The tangent addition formula is a crucial tool in trigonometry that helps simplify expressions involving the tangent of sums of angles. It plays a vital role in solving trigonometric identities and simplifying complex trigonometric expressions.

The formula is:

• \(\tan(A + B) = \frac{\tan(A) + \tan(B)}{1 - \tan(A)\tan(B)}\)

This formula is very useful when you need to express the tangent of a sum of two angles in terms of the tangents of the individual angles.

In the given exercise, we applied the tangent addition formula during the simplification process. The problem required us to combine the tangents of two angles (2x and x) into a single expression \(\tan(3x)\). This helped transform and subsequently verify the identity provided in the exercise. Understanding and effectively using this formula can make handling such problems much more straightforward.

Trigonometric simplification involves reducing complex trigonometric expressions into simpler ones using known identities and algebraic techniques. Simplifying these expressions can make them easier to analyze and solve.

In this exercise, the task was to equate the left-hand side (LHS) expression, involving sine and cosine terms, to a tangent expression on the right-hand side (RHS), using various simplification techniques. Initially, the terms \(\sin(2x)\) and \(\cos(4x)\) were expressed using tangent identities. This was an important step to match the RHS, which is in terms of \(\tan(3x)\).

The process continued with combining fractions and rearranging terms. During this process, recognizing patterns resembling known trigonometric formulas, such as the tangent addition formula, was essential. Such simplification allows one to verify identities by proving the equivalence of both sides. This systematic simplification not only aids in solving specific problems but also strengthens the understanding of trigonometric relationships.

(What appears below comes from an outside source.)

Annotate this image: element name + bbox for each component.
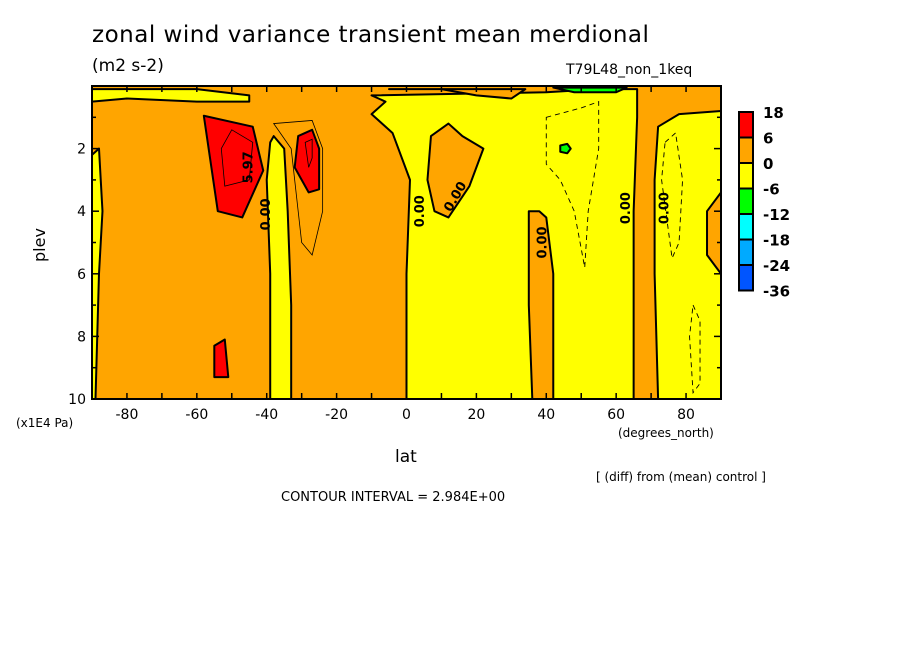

Trigonometric transformation involves changing the form of a trigonometric expression using identities to make it easier to solve or verify certain expressions. This is particularly helpful when trying to prove or simplify trigonometric identities.

In the example provided, a trigonometric transformation was performed by converting sine and cosine expressions into terms of tangent. This was accomplished using identities like:

• \(\sin(x) = \frac{2\tan(x)}{1 + \tan^2(x)}\)
• \(\cos(x) = \frac{1 - \tan^2(x)}{1 + \tan^2(x)}\)

Once transformed, these expressions were manipulated in a way that allows the use of the tangent addition formula to showcase the equality of both sides.

Such transformations are crucial, as they allow for expressing everything uniformly (here, in terms of tangent), simplifying the process of verifying the given identity. Mastering these transformations can make complex trigonometric problems much more approachable and are a staple in higher mathematical problem-solving.